Even at those tax rates, research by Zucman and Saez suggests the
share of wealth held by the richest families would still have grown
in recent decades - but only slightly.
BACK TO THE FUTURE
The idea faces a number of criticisms, practical as well as
ideological.
Legal and constitutional challenges certainly await any U.S. wealth
tax. Enforcement may be difficult, requiring efforts to track and
estimate sources of wealth ranging from the mundane like stock
portfolios or real estate to the exotic like artwork or the present
value of mineral rights that may not be exploited for years.
It won't help that Europe, where Zucman came of age, has largely
abandoned wealth levies.
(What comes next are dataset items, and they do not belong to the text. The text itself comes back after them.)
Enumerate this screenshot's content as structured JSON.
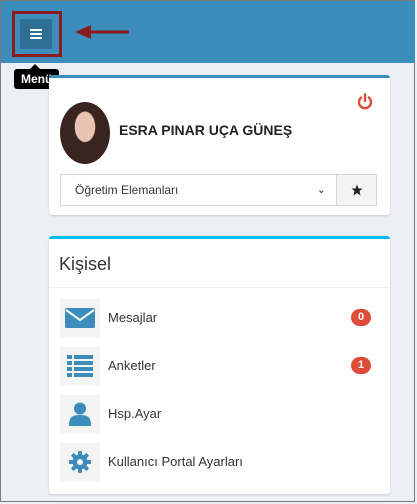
{
  "header": {
    "tooltip": "Menü"
  },
  "profile": {
    "name": "ESRA PINAR UÇA GÜNEŞ",
    "role_select": {
      "selected": "Öğretim Elemanları"
    }
  },
  "personal": {
    "title": "Kişisel",
    "items": [
      {
        "label": "Mesajlar",
        "icon": "envelope-icon",
        "badge": "0"
      },
      {
        "label": "Anketler",
        "icon": "list-icon",
        "badge": "1"
      },
      {
        "label": "Hsp.Ayar",
        "icon": "user-icon",
        "badge": null
      },
      {
        "label": "Kullanıcı Portal Ayarları",
        "icon": "gear-icon",
        "badge": null
      }
    ]
  },
  "colors": {
    "topbar": "#3c8dbc",
    "highlight_box": "#8b1a1a",
    "accent_icon": "#3c8dbc",
    "badge": "#dd4b39",
    "power": "#dd4b39"
  }
}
Ill designed, in his view, they started at
wealth levels so low they created broad opposition and lacked
provisions to keep people from skirting them by moving to another
country.
While some billionaires like Warren Buffet agree that taxes on the
wealthy are too low, others are likely to fight back and argue they
are defending American capitalism.
It isn't, Zucman argues, a new debate.
In their recent book "The Triumph of Injustice," Zucman and Saez
noted that taxes have sometimes been criticized in America as the
evil import of "European professors."
But until Ronald Reagan's election as president in 1980, top tax
rates were much higher than today. Go back to the 1930s, under the
administration of Democratic president Franklin Delano Roosevelt,
and it was a common view that too much wealth in too few hands was
bad for the country.
It is also true that those years of higher taxation, particularly
the 1950s and 1960s, were years of strong growth and investment.
Think of the wealth tax, Zucman said, as modernizing an old idea.
"There is this tradition of tax justice and tax progressivity in the
U.S.," he said, "and it has been forgotten."